Asked to respond, ExxonMobil spokesman Russ Roberts told Fortune by e-mail that the company has "written policies [that] prohibit discrimination or harassment for any reason, including sexual orientation." The company's health benefits in the U.S., he said, rely on the "definition of spouse used in federal legislation, which has the effect of limiting coverage to heterosexual couples." Meijer said it did not participate in the survey, and Perot Systems did not respond to a request for comment.
(Time Warner, parent company of Fortune and CNN, got a score of 85, behind its rivals Viacom and Walt Disney.)
Many companies are going beyond the workplace to appeal to GLBT audiences. Wal-Mart has joined the National Gay and Lesbian Chamber of Commerce and sponsored a panel at a conference of GLBT journalists. Kraft and Walgreen's were among dozens of sponsors of the Gay Games, an athletic competition that drew more than 12,000 participants to Chicago last summer. IBM helped organize GLBT engineers on college campuses.
Why the changes?
Herrschaft and several corporate executives who joined in the release of the Human Rights Campaign report say companies that want to to attract and motivate workers need a diverse workforce in which everyone can feel welcome.
Carmen Lewis, director of workforce diversity for AT&T, says: "It's critical that all employees be able to work in a discrimination-free and harassment-free environment, regardless of their differences."
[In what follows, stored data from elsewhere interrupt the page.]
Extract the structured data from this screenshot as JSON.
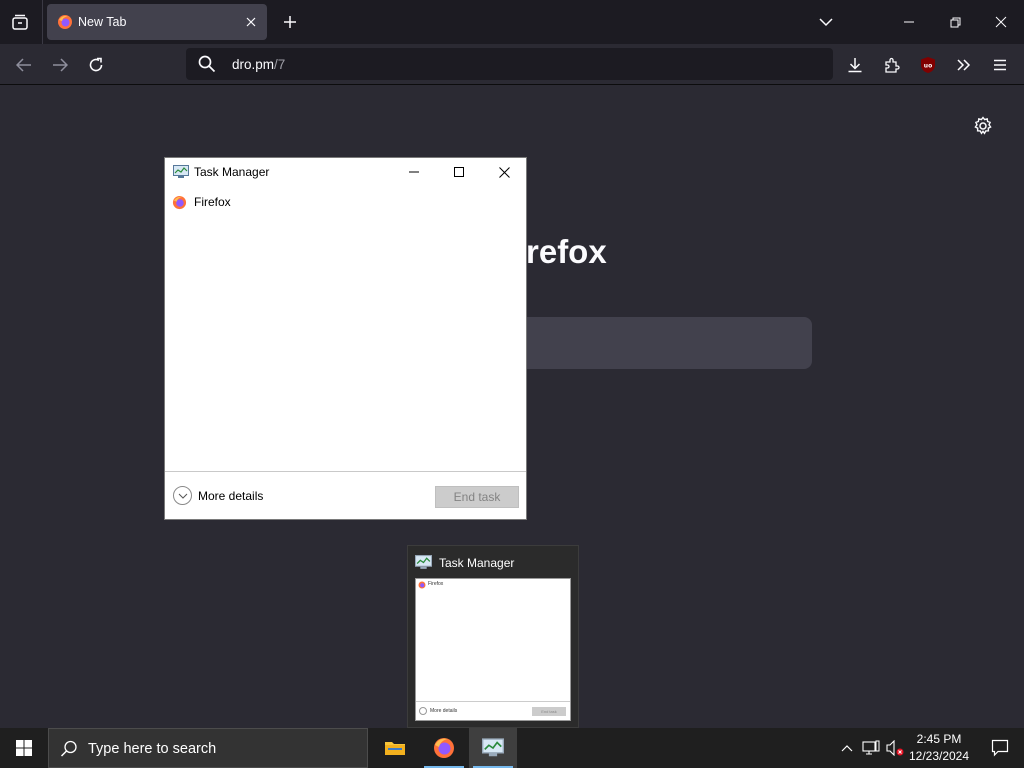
{
  "browser": {
    "tab": {
      "title": "New Tab"
    },
    "url": {
      "host": "dro.pm",
      "path": "/7"
    },
    "content": {
      "heading": "refox"
    }
  },
  "task_manager": {
    "title": "Task Manager",
    "apps": [
      {
        "name": "Firefox"
      }
    ],
    "more_details": "More details",
    "end_task": "End task"
  },
  "thumbnail": {
    "title": "Task Manager",
    "app": "Firefox",
    "more_details": "More details",
    "end_task": "End task"
  },
  "taskbar": {
    "search_placeholder": "Type here to search",
    "time": "2:45 PM",
    "date": "12/23/2024"
  },
  "colors": {
    "browser_bg": "#2b2a33",
    "taskbar_bg": "#1f1f1f",
    "accent": "#76b9ed"
  }
}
Of course, there's been a backlash. The American Family Association, a conservative Christian group, has called for a boycott of Ford because it says the automaker promotes "the homosexual agenda." The Family Research Council accused Wal-Mart of "surrendering to the radical homosexual lobby." Sponsors of the Gay Games got thousands of negative e-mails.
Inside companies, too, there's debate. Might not pro-gay policies trouble employees who are conservative Christians or orthodox Jews?
Executives say that's possible, and that all employees are entitled to their private beliefs. But, they say, once people arrive at the office, they are obligated to treat colleagues with fairness and respect.
"There may always be someone who doesn't agree" with corporate diversity initiatives, says Maria Ferris, director of global workforce diversity at IBM. "But the fact that we all have to come to work and produce, and put that aside...is what makes us a great company."